La décision du président du tribunal exclut l'examen des événements survenus avant le baptême, qui se sont déroulés à Louvain et ont, selon la famille de la victime, joué un rôle dans le décès de l'étudiant.

Le parquet entame cette procédure auprès de la cour d'appel d'Anvers et ce, pour tous les prévenus. La cour d'appel doit maintenant statuer si le tribunal de Hasselt est compétent pour l'ensemble des faits, dont la réunion préparatoire et les événements des 4 et 5 décembre 2018 à Louvain. Il s'agit spécifiquement des faits commis depuis le réveil des bleus à Louvain jusqu'au départ vers le chalet à Vorselaar.

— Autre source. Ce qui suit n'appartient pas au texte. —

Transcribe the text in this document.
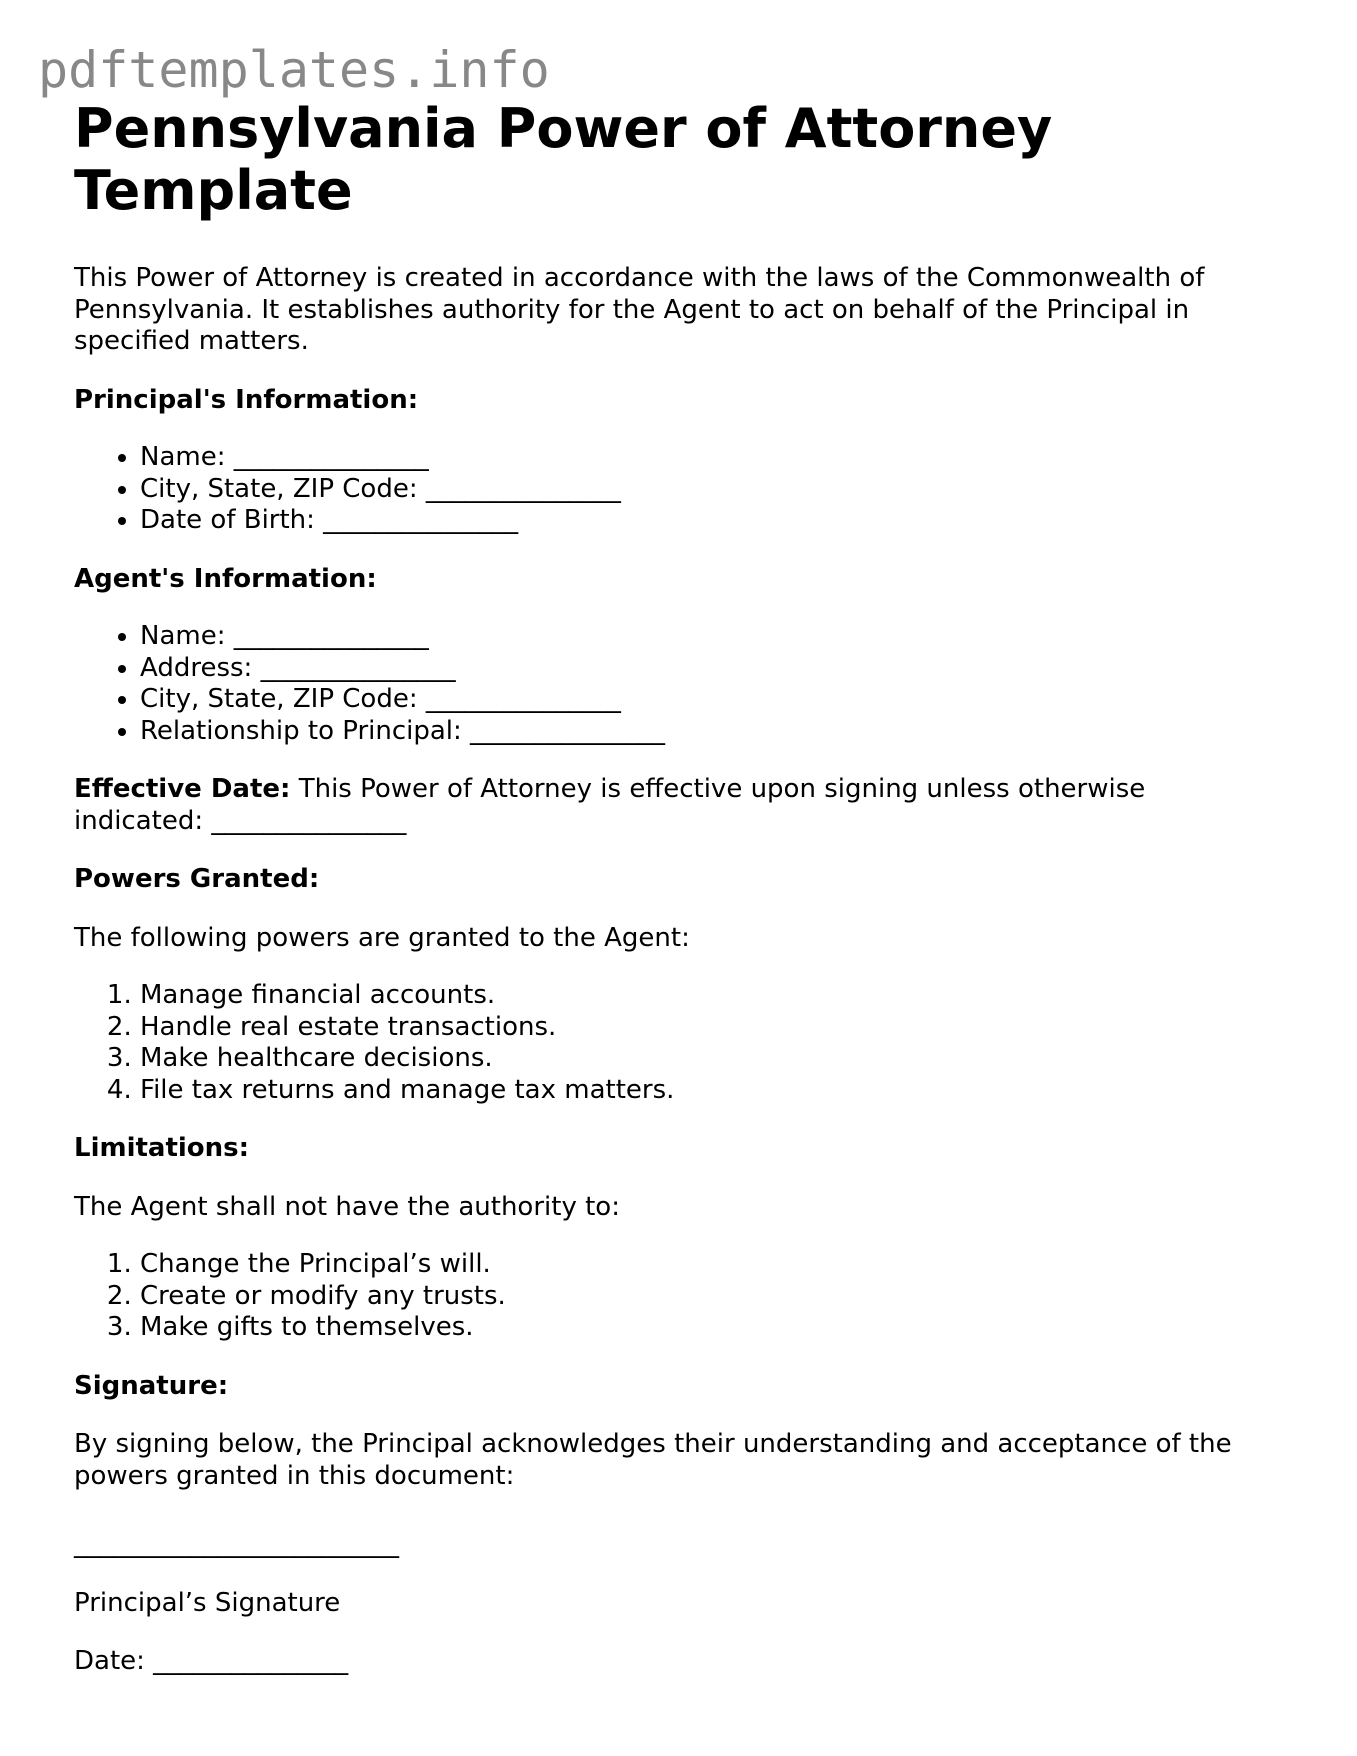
pdftemplates.info
Pennsylvania Power of Attorney Template

This Power of Attorney is created in accordance with the laws of the Commonwealth of Pennsylvania. It establishes authority for the Agent to act on behalf of the Principal in specified matters.

Principal's Information:

• Name: _______________
• City, State, ZIP Code: _______________
• Date of Birth: _______________

Agent's Information:

• Name: _______________
• Address: _______________
• City, State, ZIP Code: _______________
• Relationship to Principal: _______________

Effective Date: This Power of Attorney is effective upon signing unless otherwise indicated: _______________

Powers Granted:

The following powers are granted to the Agent:

1. Manage financial accounts.
2. Handle real estate transactions.
3. Make healthcare decisions.
4. File tax returns and manage tax matters.

Limitations:

The Agent shall not have the authority to:

1. Change the Principal’s will.
2. Create or modify any trusts.
3. Make gifts to themselves.

Signature:

By signing below, the Principal acknowledges their understanding and acceptance of the powers granted in this document:

_________________________

Principal’s Signature

Date: _______________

Le ministère public a déjà fait savoir qu'il considérait le tribunal correctionnel de Hasselt compétent pour se prononcer sur l'ensemble des faits.

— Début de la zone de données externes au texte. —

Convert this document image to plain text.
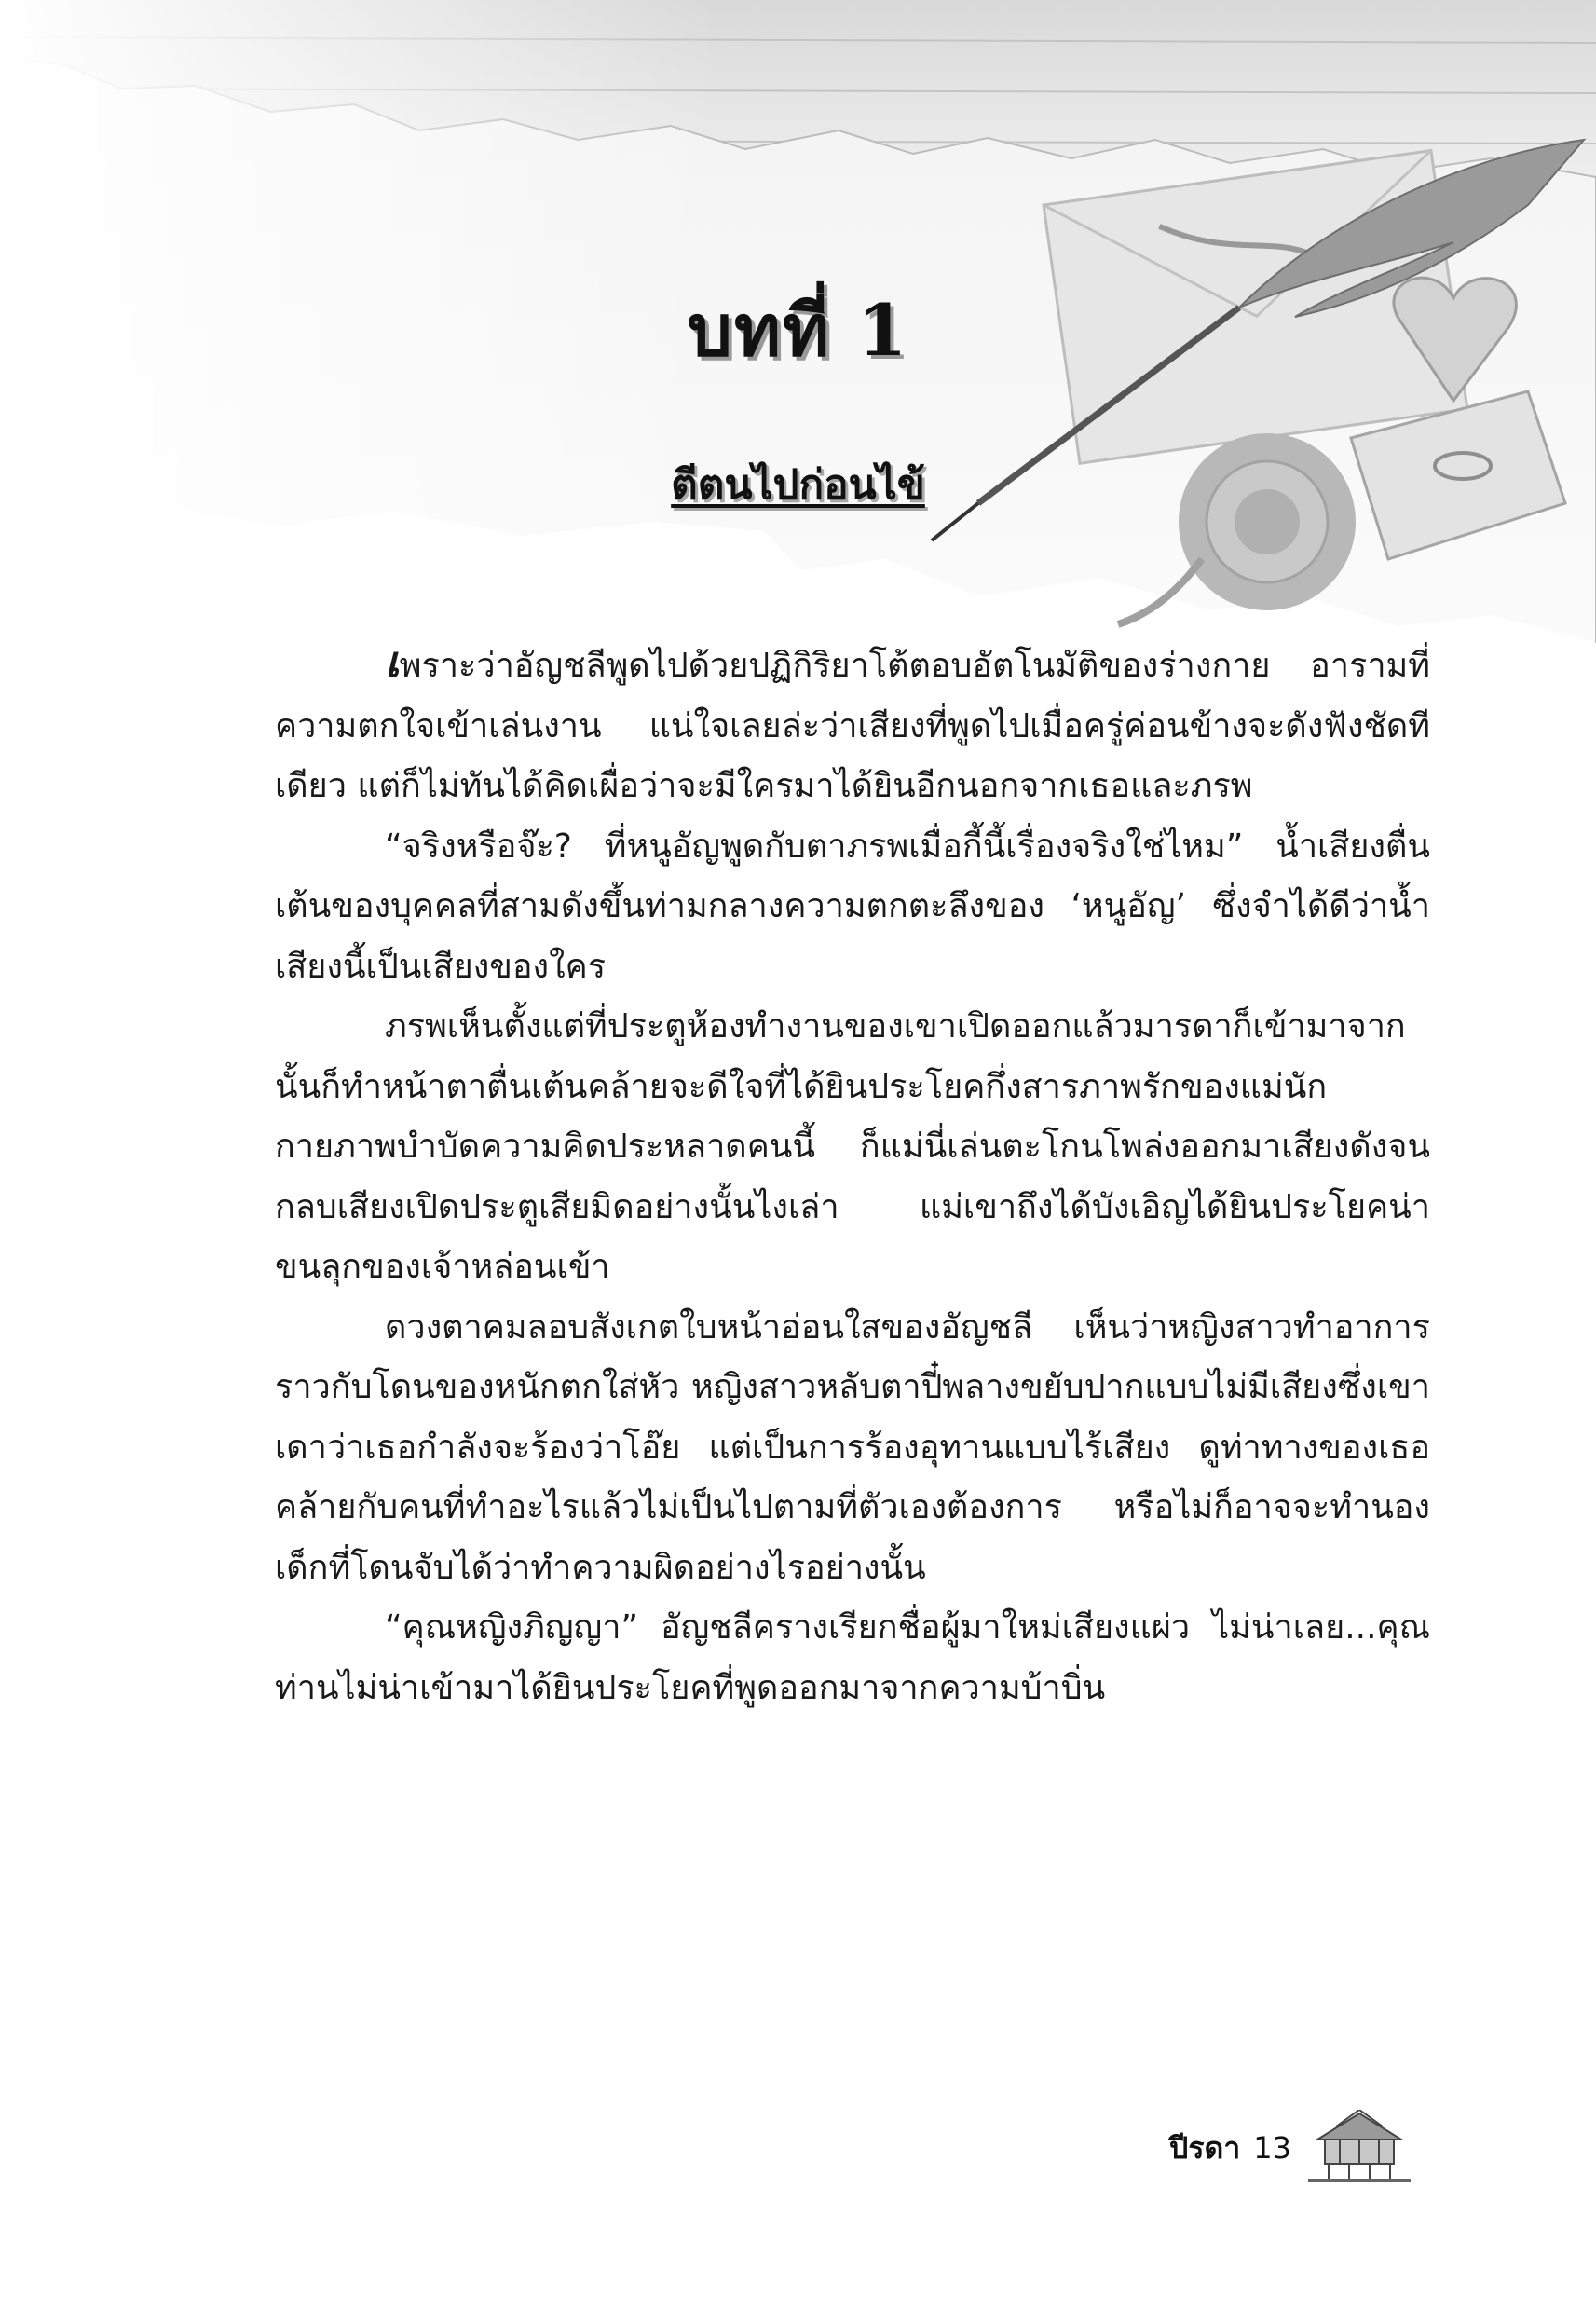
บทที่ 1
ตีตนไปก่อนไข้

เพราะว่าอัญชลีพูดไปด้วยปฏิกิริยาโต้ตอบอัตโนมัติของร่างกาย อารามที่ความตกใจเข้าเล่นงาน แน่ใจเลยล่ะว่าเสียงที่พูดไปเมื่อครู่ค่อนข้างจะดังฟังชัดทีเดียว แต่ก็ไม่ทันได้คิดเผื่อว่าจะมีใครมาได้ยินอีกนอกจากเธอและภรพ

“จริงหรือจ๊ะ? ที่หนูอัญพูดกับตาภรพเมื่อกี้นี้เรื่องจริงใช่ไหม” น้ำเสียงตื่นเต้นของบุคคลที่สามดังขึ้นท่ามกลางความตกตะลึงของ ‘หนูอัญ’ ซึ่งจำได้ดีว่าน้ำเสียงนี้เป็นเสียงของใคร

ภรพเห็นตั้งแต่ที่ประตูห้องทำงานของเขาเปิดออกแล้วมารดาก็เข้ามาจากนั้นก็ทำหน้าตาตื่นเต้นคล้ายจะดีใจที่ได้ยินประโยคกึ่งสารภาพรักของแม่นักกายภาพบำบัดความคิดประหลาดคนนี้ ก็แม่นี่เล่นตะโกนโพล่งออกมาเสียงดังจนกลบเสียงเปิดประตูเสียมิดอย่างนั้นไงเล่า แม่เขาถึงได้บังเอิญได้ยินประโยคน่าขนลุกของเจ้าหล่อนเข้า

ดวงตาคมลอบสังเกตใบหน้าอ่อนใสของอัญชลี เห็นว่าหญิงสาวทำอาการราวกับโดนของหนักตกใส่หัว หญิงสาวหลับตาปี๋พลางขยับปากแบบไม่มีเสียงซึ่งเขาเดาว่าเธอกำลังจะร้องว่าโอ๊ย แต่เป็นการร้องอุทานแบบไร้เสียง ดูท่าทางของเธอคล้ายกับคนที่ทำอะไรแล้วไม่เป็นไปตามที่ตัวเองต้องการ หรือไม่ก็อาจจะทำนองเด็กที่โดนจับได้ว่าทำความผิดอย่างไรอย่างนั้น

“คุณหญิงภิญญา” อัญชลีครางเรียกชื่อผู้มาใหม่เสียงแผ่ว ไม่น่าเลย...คุณท่านไม่น่าเข้ามาได้ยินประโยคที่พูดออกมาจากความบ้าบิ่น

ปีรดา 13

Les avocats de la famille de Sanda Dia ont fait appel de la décision du président du tribunal le 29 avril. Ils craignent que les 18 membres du cercle étudiant Reuzegom ou, du moins, certains d'entre eux ne soient pas punis et/ou puissent échapper à la responsabilité de la mort de Sanda ainsi qu'aux autres préventions.

La date à laquelle se prononcera la cour d'appel d'Anvers n'est pas encore connue. Le procès à Hasselt est pour le moment reporté.

Le 5 décembre 2018, le cercle Reuzegom avait organisé une épreuve de baptême à laquelle ont pris part Sanda Dia, un étudiant de la KULeuven âgé de 20 ans, et deux autres bleus. L'activité avait débuté à Louvain et s'était poursuivie dans un chalet à Vorselaar où la victime avait dû rester plusieurs heures dans un puits glacé. L'état de santé du jeune homme s'était nettement dégradé après avoir ingurgité de l'alcool et de l'huile de poisson. La victime, originaire d'Edegem (province d'Anvers), était décédée deux jours plus tard à l'hôpital.